Kennedy v. Louisiana (2008) and Giles v. California (2008)
Two recent opinions of the United States Supreme Court contain passages that will interest readers of Child Abuse Defense.
In Kennedy v. Louisiana, 128 S.Ct. 2641, June 25, 2008 (NO. 07-343), the Court held it unconstitutional to punish child rape with the death penalty. Among the reasons the Court gave was the heightened risk of erroneous conviction in child sex abuse cases. It gave its imprimatur to scientific literature on this problem, in language that lawyers can cite in their briefing for lower courts:
There are … serious systemic concerns in prosecuting the crime of child rape that are relevant to the constitutionality of making it a capital offense. The problem of unreliable, induced, and even imagined child testimony means there is a “special risk of wrongful execution” in some child rape cases. [Atkins v. Virginia, 536 U.S. 304, 122 S.Ct. 2242, 153 L.Ed.2d 335 (2002)], at 321. See also Brief for National Association of Criminal Defense Lawyers et al.as Amici Curiae 5–17. This undermines, at least to some degree, the meaningful contribution of the death penalty to legitimate goals of punishment. Studies conclude that children are highly susceptible to suggestive questioning techniques like repetition, guided imagery, and selective reinforcement. See Ceci & Friedman, The Suggestibility of Children: Scientific Research and Legal Implications, 86 Cornell L. Rev. 33, 47 (2000) (there is “strong evidence that children, especially young children, are suggestible to a significant degree—even on abuse-related questions”); Gross, Jacoby, Matheson, Montgomery, & Patil, Exonerations in the United States 1989 Through 2003, 95J. Crim. L. & C. 523, 539 (2005) (discussing allegations of abuse at the Little Rascals Day Care Center); see also Quas, Davis, Goodman, & Myers, Repeated Questions, Deception, and Children’s True and False Reports of Body Touch, 12 Child Maltreatment 60, 61–66 (2007) (finding that 4- to 7-year-olds “were able to maintain [a] lie about body touch fairly effectively when asked repeated, direct questions during a mock forensic interview”).

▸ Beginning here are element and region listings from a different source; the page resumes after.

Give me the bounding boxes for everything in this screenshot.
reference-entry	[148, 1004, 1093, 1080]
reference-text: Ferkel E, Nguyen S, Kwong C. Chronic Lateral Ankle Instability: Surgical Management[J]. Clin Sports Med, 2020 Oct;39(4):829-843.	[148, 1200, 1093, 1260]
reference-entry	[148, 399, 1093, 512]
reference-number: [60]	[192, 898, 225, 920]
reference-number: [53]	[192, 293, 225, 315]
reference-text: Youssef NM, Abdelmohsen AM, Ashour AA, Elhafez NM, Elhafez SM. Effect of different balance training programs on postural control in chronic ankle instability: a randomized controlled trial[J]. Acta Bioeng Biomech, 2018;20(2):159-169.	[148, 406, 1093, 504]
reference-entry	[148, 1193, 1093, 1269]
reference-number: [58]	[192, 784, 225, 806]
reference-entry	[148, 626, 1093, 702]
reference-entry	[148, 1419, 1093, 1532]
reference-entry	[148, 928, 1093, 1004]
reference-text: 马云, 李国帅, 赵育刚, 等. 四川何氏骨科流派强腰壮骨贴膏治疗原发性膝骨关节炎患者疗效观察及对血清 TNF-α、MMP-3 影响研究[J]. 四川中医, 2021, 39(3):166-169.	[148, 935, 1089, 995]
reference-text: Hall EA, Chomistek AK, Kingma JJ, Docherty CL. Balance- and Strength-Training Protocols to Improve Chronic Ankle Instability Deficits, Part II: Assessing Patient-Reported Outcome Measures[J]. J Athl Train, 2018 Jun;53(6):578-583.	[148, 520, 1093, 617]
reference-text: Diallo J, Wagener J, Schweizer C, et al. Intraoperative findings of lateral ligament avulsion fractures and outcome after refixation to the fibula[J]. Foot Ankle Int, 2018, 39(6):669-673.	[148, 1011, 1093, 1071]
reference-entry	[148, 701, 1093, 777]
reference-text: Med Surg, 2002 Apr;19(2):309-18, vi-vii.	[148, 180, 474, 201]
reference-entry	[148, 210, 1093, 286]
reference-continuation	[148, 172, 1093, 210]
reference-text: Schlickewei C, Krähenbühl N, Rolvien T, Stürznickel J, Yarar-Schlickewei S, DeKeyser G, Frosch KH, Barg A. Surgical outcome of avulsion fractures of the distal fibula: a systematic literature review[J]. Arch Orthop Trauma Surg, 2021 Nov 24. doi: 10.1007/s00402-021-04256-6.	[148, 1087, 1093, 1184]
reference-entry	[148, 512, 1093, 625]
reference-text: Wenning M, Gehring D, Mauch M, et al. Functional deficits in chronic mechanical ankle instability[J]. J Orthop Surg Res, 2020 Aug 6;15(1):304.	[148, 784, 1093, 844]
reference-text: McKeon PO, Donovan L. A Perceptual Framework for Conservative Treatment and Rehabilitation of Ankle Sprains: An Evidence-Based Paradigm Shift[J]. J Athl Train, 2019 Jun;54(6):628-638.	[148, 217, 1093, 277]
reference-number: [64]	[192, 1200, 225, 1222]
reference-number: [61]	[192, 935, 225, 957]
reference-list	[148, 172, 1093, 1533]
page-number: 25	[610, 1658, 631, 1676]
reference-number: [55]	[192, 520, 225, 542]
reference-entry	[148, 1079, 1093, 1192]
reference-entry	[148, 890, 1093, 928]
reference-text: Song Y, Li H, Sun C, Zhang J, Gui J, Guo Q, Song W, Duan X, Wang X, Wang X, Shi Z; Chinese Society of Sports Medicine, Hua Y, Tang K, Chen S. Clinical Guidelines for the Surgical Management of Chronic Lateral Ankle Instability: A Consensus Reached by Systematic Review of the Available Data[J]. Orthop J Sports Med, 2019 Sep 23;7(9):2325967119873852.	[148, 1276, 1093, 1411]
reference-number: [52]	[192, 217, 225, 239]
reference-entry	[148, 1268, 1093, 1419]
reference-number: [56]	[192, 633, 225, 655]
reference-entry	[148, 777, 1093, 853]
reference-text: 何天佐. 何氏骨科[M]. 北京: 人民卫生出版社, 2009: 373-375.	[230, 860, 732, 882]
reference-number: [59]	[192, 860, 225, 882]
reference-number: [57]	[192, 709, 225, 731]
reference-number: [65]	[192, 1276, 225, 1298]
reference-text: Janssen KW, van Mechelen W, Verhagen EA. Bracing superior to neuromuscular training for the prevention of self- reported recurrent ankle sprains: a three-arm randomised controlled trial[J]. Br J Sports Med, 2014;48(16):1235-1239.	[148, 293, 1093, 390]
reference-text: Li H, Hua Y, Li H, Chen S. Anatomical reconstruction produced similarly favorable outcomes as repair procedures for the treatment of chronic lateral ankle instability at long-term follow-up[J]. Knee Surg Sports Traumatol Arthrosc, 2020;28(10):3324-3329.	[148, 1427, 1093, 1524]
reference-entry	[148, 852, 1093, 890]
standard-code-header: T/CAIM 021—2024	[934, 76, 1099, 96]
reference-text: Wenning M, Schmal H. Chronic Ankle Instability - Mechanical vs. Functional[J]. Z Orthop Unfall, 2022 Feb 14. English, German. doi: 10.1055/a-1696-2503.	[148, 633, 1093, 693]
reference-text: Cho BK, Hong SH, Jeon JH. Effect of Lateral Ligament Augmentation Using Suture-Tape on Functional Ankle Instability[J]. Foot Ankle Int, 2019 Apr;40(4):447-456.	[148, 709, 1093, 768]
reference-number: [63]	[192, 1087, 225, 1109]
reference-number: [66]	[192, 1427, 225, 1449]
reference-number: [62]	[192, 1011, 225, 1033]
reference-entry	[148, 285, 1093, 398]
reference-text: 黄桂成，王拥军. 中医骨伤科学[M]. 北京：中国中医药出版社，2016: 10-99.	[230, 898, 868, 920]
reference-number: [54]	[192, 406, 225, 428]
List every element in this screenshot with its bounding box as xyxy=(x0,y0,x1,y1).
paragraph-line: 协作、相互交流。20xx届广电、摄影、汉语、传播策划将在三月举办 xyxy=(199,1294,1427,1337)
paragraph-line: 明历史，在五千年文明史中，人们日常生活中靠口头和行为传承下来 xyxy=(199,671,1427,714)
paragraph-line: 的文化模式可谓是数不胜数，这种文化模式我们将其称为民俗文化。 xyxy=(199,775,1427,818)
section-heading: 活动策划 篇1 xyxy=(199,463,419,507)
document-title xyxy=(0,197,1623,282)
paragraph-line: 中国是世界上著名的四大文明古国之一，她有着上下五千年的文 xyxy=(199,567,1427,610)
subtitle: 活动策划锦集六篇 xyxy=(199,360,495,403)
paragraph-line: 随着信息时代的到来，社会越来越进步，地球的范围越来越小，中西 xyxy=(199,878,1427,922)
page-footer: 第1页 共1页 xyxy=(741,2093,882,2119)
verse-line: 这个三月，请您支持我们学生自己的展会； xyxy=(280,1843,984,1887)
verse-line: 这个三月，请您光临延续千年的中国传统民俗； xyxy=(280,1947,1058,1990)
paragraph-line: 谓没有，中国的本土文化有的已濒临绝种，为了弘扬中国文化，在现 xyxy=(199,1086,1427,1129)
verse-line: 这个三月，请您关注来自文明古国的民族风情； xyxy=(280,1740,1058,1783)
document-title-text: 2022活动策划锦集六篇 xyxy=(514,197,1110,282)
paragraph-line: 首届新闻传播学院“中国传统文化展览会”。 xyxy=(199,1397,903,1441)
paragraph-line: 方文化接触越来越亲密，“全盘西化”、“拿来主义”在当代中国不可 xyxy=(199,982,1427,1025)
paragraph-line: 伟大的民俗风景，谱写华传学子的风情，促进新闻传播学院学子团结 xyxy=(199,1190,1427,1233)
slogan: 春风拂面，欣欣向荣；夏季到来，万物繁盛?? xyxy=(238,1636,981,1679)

Similar criticisms pertain to other cases involving child witnesses; but child rape cases present heightened concerns because the central narrative and account of the crime often comes from the child herself. She and the accused are, in most instances, the only ones present when the crime was committed. See Pennsylvania v. Ritchie, 480 U. S. 39, 60 (1987) . Cf. Goodman, Testifying in Criminal Court, at 118. And the question in a capital case is not just the fact of the crime, including, say, proof of rape as distinct from abuse short of rape, but details bearing upon brutality in its commission. These matters are subject to fabrication or exaggeration, or both. See Ceci and Friedman, supra; Quas, supra. Although capital punishment does bring retribution, and the legislature here has chosen to use it for this end, its judgment must be weighed, in deciding the constitutional question, against the special risks of unreliable testimony with respect to this crime.
128 S.Ct. at 2663.
Giles v. California, 128 S.Ct. 2678 (2008), decided the same day as Kennedy, is the latest in the Court’s decisions elaborating on the Confrontation Clause doctrine it first announced in Crawford v. Washington, 541 U.S. 36, 124 S.Ct. 1354, 158 L.Ed.2d 177 (2004). In Giles the Court held that a criminal defendant forfeits his right to confront a witness against him at trial only when 1) he prevents the witness’s testifying at trial, and 2) that is the purpose of his act that had that consequence. Even murdering the witness, if the purpose is not to prevent testimony, does not forfeit the right to confront.
That holding may have little application to child abuse cases. One comment Justice Scalia made in writing the Court’s opinion, though, does concern many child abuse cases. Without analysis, he wrote that medical purpose hearsay, like statements to acquaintances, are outside the protection of the Confrontation Clause:
Statements to friends and neighbors about abuse and intimidation, and statements to physicians in the course of receiving treatment would be excluded, if at all, only by hearsay rules … .
This issue, as Prof. Richard Friedman observes at his blog, is “very much in dispute.” In child abuse cases, children often get medical examinations, and give statements to nurses and physicians, as part of police investigation. Some state courts have found the Confrontation Clause to apply in such circumstances, asChild Abuse Defense has reported.
We have surely not heard the last word on whether children’s statements to medical personnel may be admitted at trial without confrontation.